Foreword Review — Mar / Apr 2003
“I listen for the songs about secrets and promises,” writes the author in the person of twelve-year-old Travis.
This book is full of secrets and promises and the strong flavor of the post-World War II South. Struggling to understand a world where the neighbor boy can shoot an arrow at him with impunity, and his Japanese mother is institutionalized for depression, Travis quickly turns to the kindness of his seventeen-year-old Aunt Delia when he is sent to live with her and his grandparents in humid, rural Florida for the summer.

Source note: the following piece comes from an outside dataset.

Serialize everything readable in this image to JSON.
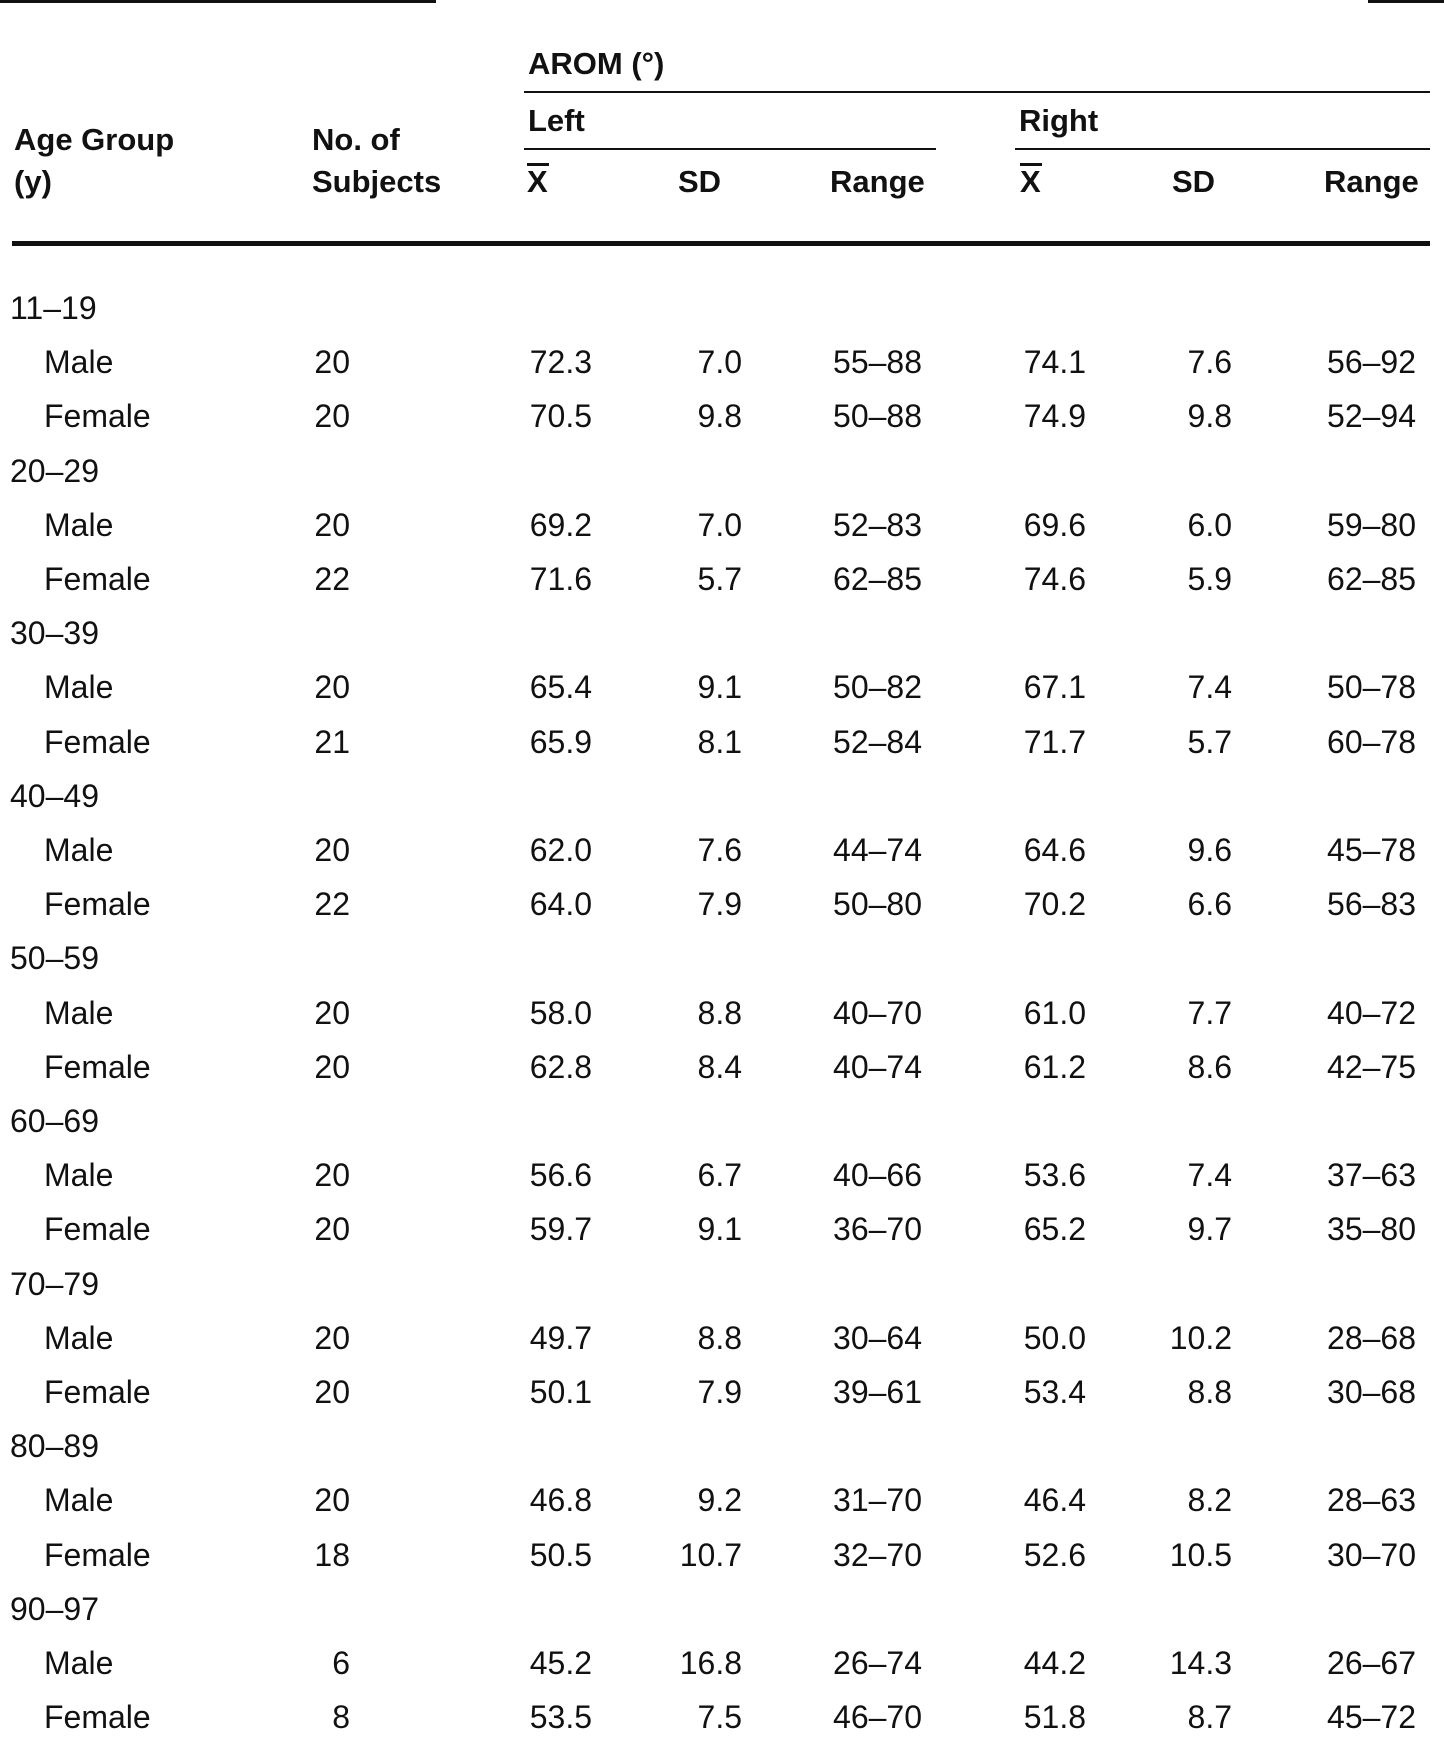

His car-driving, rule-breaking Aunt Delia introduces him to rock’n'roll, even nicknaming him “Killer” after Jerry Lee Lewis. She takes him cruising, introduces him to her friends, shows him the local lover’s leap, and treats him to sodas at the drug store. At first grateful for the female attention so lacking at home, then enamored by the mystery and beauty of his black-haired aunt, his crush turns serious when she takes him skinny-dipping. Suddenly, her welfare is as important as his own, and he acts to protect them both, with tragic results.
The author, a professor of literature and creative writing, and director of the Writing Workshop, M.A., University of Florida, is also a screenwriter. His first three novels are Weep No More My Brother, The Calling, and Blind Tongues. The music that he weaves into this book-from the title, to the front-page songs of Bob Dylan and the Monotones, to the tunes played when Delia and Travis go cruising-provides a bittersweet thematic thread and strongly evokes the 1950s setting. The songs convince young, newly adolescent Travis of the simplicity and rightness of love, while failing to inform him of its complexities and shadows. As a result, this is not the usual coming-of-age story but rather a coming-of-age gone horribly wrong, of unsheltered innocence destroyed by adult expectations and desires.
“I look at her,” explains Travis. “My eyes say there’s nothing I wouldn’t do for her. The thing in my chest is big now, an unbearable weight I know I’ll always carry … the songs are all playing in my head, and they all say you do anything for the one you love.”
The horror of the story is that there are some things one should never do, especially if one is only twelve years old. Sweet Dream Baby proves the point and provides a great read, but definitely no sweet dreams.